Particular attention is focused on the role of Strategy (formerly MicroStrategy), long a symbol of the “never sell” conviction among companies that hold bitcoin as a reserve. The fact that the company sold 32 BTC between May 26 and 31 was read by the market as an unsettling signal. At the same time, however, Strategy bought 520 BTC this week for around $35 million, and Strive Asset Management also stepped in with 759 BTC at an average price of roughly $65,850 — deliberate institutional bids placed into a falling market.
On the stock exchange, the weakness is nonetheless clearly reflected: Strategy’s shares recently fell to a two-year low. Because the company’s stock is heavily tied to bitcoin’s performance and to the premium on its own crypto holdings, it is hit disproportionately hard by the sell-off.

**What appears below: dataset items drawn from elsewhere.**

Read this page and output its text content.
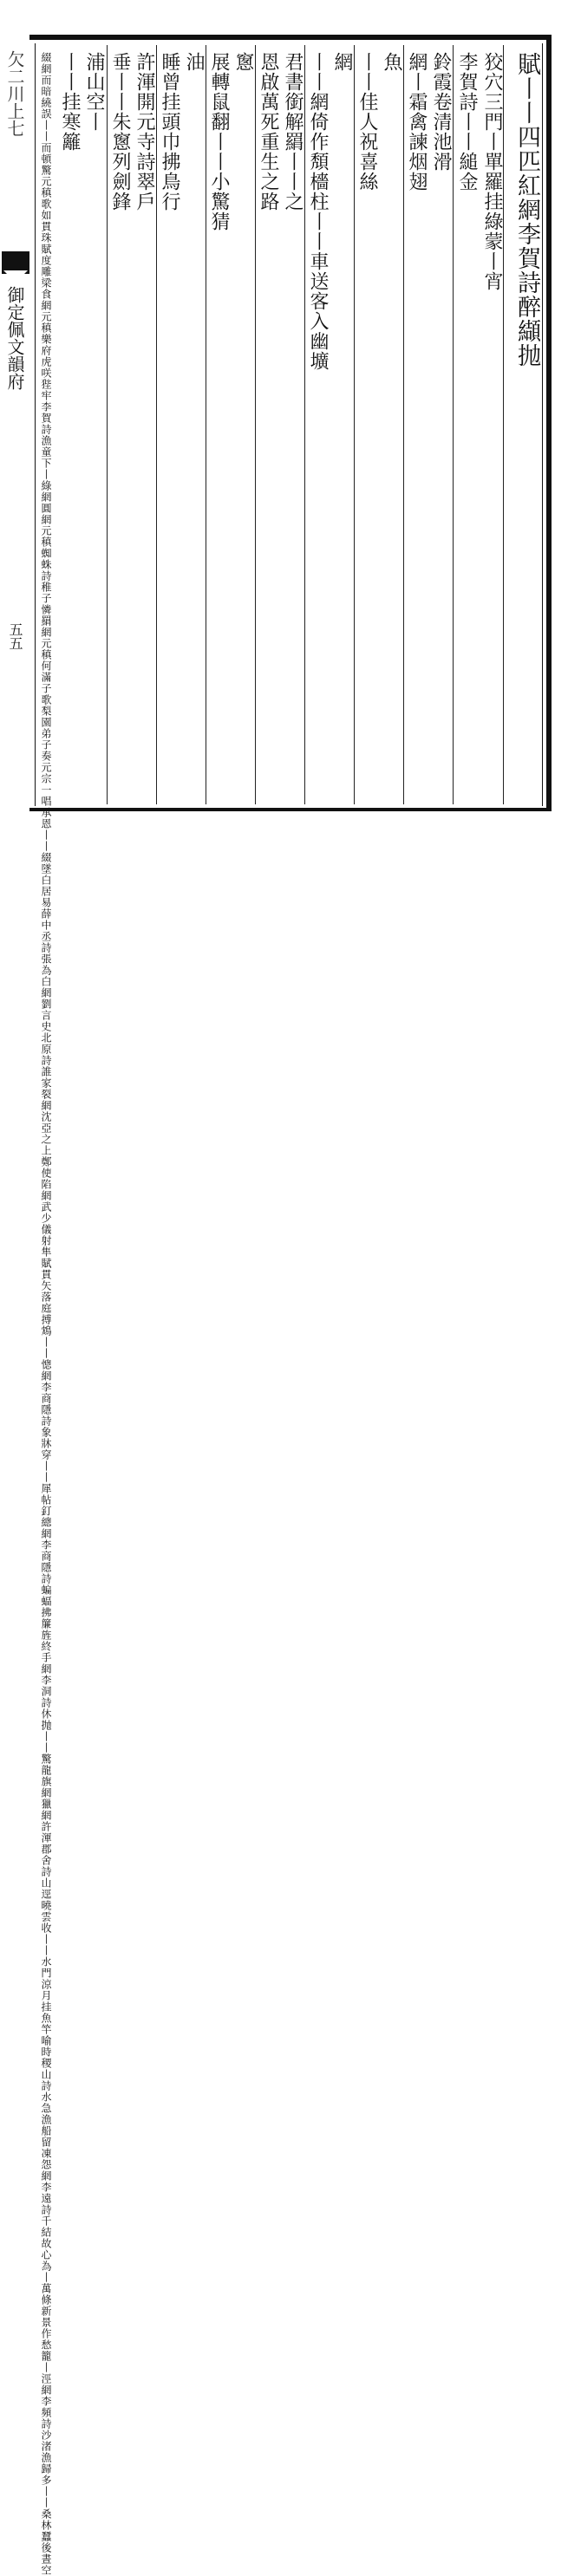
欠二川上七
御定佩文韻府
五五
賦丨丨四匹紅網李賀詩醉纈抛
狡穴三門丨單羅挂綠蒙丨宵
李賀詩丨丨縋金
鈴霞卷清池滑
網丨霜禽諫烟翅
魚
丨丨佳人祝喜絲
網
丨丨網倚作頽檣柱丨丨車送客入幽壙
君書銜解羂丨丨之
恩啟萬死重生之路
窻
展轉鼠翻丨丨小驚猜
油
睡曾挂頭巾拂鳥行
許渾開元寺詩翠戶
垂丨丨朱窻列劍鋒
浦山空丨
丨丨挂寒籬
綴網而暗繞誤丨丨而頓驚元稹歌如貫珠賦度雕梁食網元稹樂府虎咲狴牢李賀詩漁童下丨綠網圓網元稹蜘蛛詩稚子憐羂網元稹何滿子歌梨園弟子奏元宗一唱承恩丨丨綴墜白居易薛中丞詩張為白網劉言史北原詩誰家裂網沈亞之上鄭使陷網武少儀射隼賦貫矢落庭搏鴆丨丨憁網李商隱詩象牀穿丨丨犀帖釘總網李商隱詩蝙蝠拂簾旌終手網李洞詩休抛丨丨驚龍旗網獵網許渾郡舍詩山逕曉雲收丨丨水門涼月挂魚竿喻時稷山詩水急漁船留凍怨網李遠詩千結故心為丨萬條新景作愁籠丨涇網李頻詩沙渚漁歸多丨丨桑林蠶後晝空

Whether the $59,000 level marks a turning point is disputed. Geoffrey Kendrick, head of digital assets research at Standard Chartered, sees that level as the definitive cycle bottom and is sticking to a year-end target of $100,000 — which would imply around 70 percent upside. He ties this to three conditions: returning ETF inflows, fresh corporate purchases, and falling oil prices as geopolitical tensions ease. On-chain data also show that roughly half of all bitcoin holdings are now underwater — a threshold that has often marked a floor in previous cycles.
Other market watchers remain skeptical: as long as no clear catalysts are in sight, the period of weakness could persist.